Friendsourcing means asking a friend or a network of friends for some information, opinion or recommendation. Friendsourcing is based on a relatively small group of friends who share similar interests and professions and for that reason it becomes a highly valuable, trusted and qualitative source of information compared to crowdsourcing (obtaining the necessary information or ideas by combining contributions from a large group of people, usually unidentified online community volunteers who, due to their anonymity, are not very careful regarding the quality of information they provide) and web search (where you have to skim through many worthless articles and comments before you find some valuable data.
I can make a prediction that the web search will provide the answer within the shortest period of time. The reason is that with the web search it is only necessary to type the question and to click on the ‘search’ button – and the websites with possible answers will appear immediately. Of course, some of the websites suggested by the search engine will turn out to be useless, so it will take some time to look through a certain amount of websites before I find good answer to my question, but due to the fact that the question I am going to ask is rather simple and general, I assume that I will be able to find an answer which will satisfy me in the first 2-3 websites.
I suppose that in my particular case the answer to the question will be equally trustworthy if I use web search and friendsourcing. In the first case the information I receive will be more general and objective while in the latter case I will obtain subjective information based on personal experience of the respondents.
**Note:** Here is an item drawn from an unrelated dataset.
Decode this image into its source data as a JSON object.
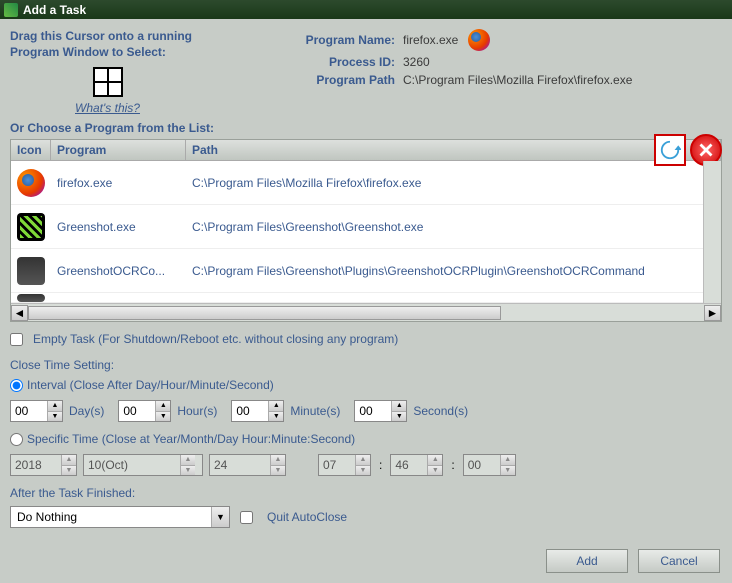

I would not put much trust into crowdsourcing though due to the fact that the people responding to the question may be biased or they may provide false information due to some personal interests.
Some other motivations to use friendsourcing instead of other alternatives include personalized answers (i.e. my friends know my preferences and they will probably take them into account when writing a reply to my question); absence of the necessity to look through many websites before you find the answer while I expect that friends will provide only relevant information; possibility to ask certain friends some further questions or some specific details regarding the topic of interest.
After I posted my question on Twitter, I received eleven replies. Five people recommended iOS while it is more secure and reliable; four people opted for Android because it is cheaper, more customizable and has more new features; two people did not recommend any platform, they simply listed the disadvantages of both of them. When I did a Google search using the same question, I found many websites which compared both platforms listing their features, advantages and disadvantages without suggesting which one is better and leaving it up to the reader to decide.
The web search strategy lead to the fastest result: approximately two hours passed till I received eleven answers on Twitter, while it took Google only a second to provide me with the websites where I could find an answer for my question. In my case I suppose that answers obtained through friendsourcing and through web search were equally reliable. Google search did not suggest any recommendations as to which of the two platforms is better, but the advantages and disadvantages of these platform indicated by my Twitter friends and by the first four websites provided by Google search were practically the same.
Thus, based on my mini-experiment I conclude that friendsourcing has its benefits and downsides. The fact that it is necessary to wait some time before you receive answers to your question (or it may be the case that you do not receive any answer at all) is definitely the downside of this process. But it also has its benefits: the reliability and value of information and personal experience of people you trust.